Dorai had to find a house for the family. One of his classmate’s father helped him, to secure a house on low rent. When the family arrived, he left the orphanage to join them. But he was shocked when his mother asked, ‘Why did you to leave the orphanage?’
The instance left Dorai in such a state, he could not concentrate on his studies. He secured just E.P.S (Eligible for Public Services) in his S.S.L.C Examination.
As an elder brother, Dorai felt the responsibility, to help his younger ones to study and comp up. He worked in a factory, and handed over his income to his mother. His younger brother became an Ayurvedic doctor, and enjoyed the status of the head of the family.
Dorai’s participation in Quit India movement, and imprisonment being a freedom fighter, was used as a pretext to throw him out the family. His jail life made him realize his talents, which brought many friends around him. A training in a Gandhian camp enabled him to work for the aboriginal tribes in a forest, and Dorai became a married man with two children. He had to return to city-life, in the interest of his children’s education.
When he was working for the welfare of forest dwellers, Dorai’s youngest brother came in search of him with a complaint, that the doctor brother obtained the signatures of all his father’s children except that of Dorai, and sold the wet land. This youngest brother wanted Dorai to go to the court and get the sale deed nullified, as the doctor collected the sale amount and deposited it in his own account, in a bank.
Dorai was not interested in property matters. He only admired the skills of the doctor brother, in becoming a big man. When Dorai was working in a city, he received a letter from his doctor brother, saying that his mother passed away a month ago, and it was her wish not to inform him about her death and last rites. The unwritten information that the letter conveyed was that, Dorai was barred from all kinds of family activities.
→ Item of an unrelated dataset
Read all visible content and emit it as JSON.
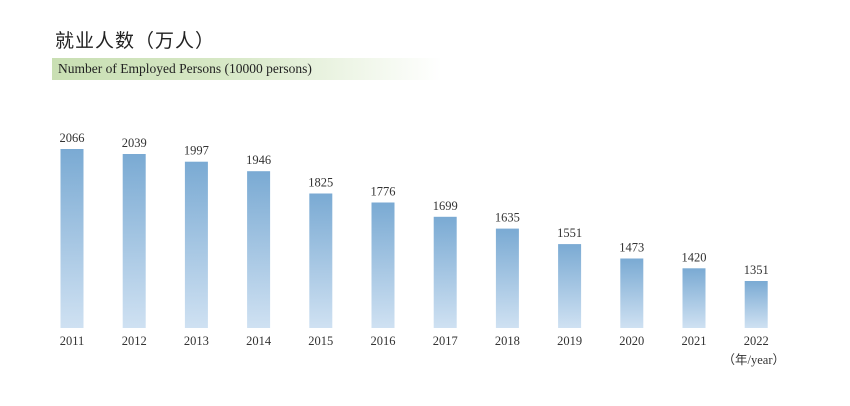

The latent life skills helped Dorai not only to bring up his children, but also to help himself improve his educational qualifications. He is now a very useful person in the field of social activities.
The cleverness with which the family friend of Dorai grabbed the property of the lady in distress, is not at all the Life Skill. It is just an out-right robbery. How Dorai overcame all the adversities and became a useful man to the society is because of his Life Skills.
An article in Readers Digest gives a bright example of Life Skills. The parents of a young software expert expressed their desire to use modern technology in place of costly phone calls. They were very slow to understand the simplest thing in using a computer. But the young man’s patience helped them to be able to send e-mails today. Life Skills have bridged Generation Gap.
India is gifted with great politicians, industrialists, traders, scientists, technicians, thinkers, writers, police and army who have made the country proud with their Life Skill.
We can proudly mention the name of Magsaysay award winner Harish Hande, founder of Solar Light Private Ltd., a social enterprise, which lights poor homes that run without electricity. He wants to use the award for students who want to pursue good sustainable energy project but are not able to do it. His Life Skill give him joy in making others happy.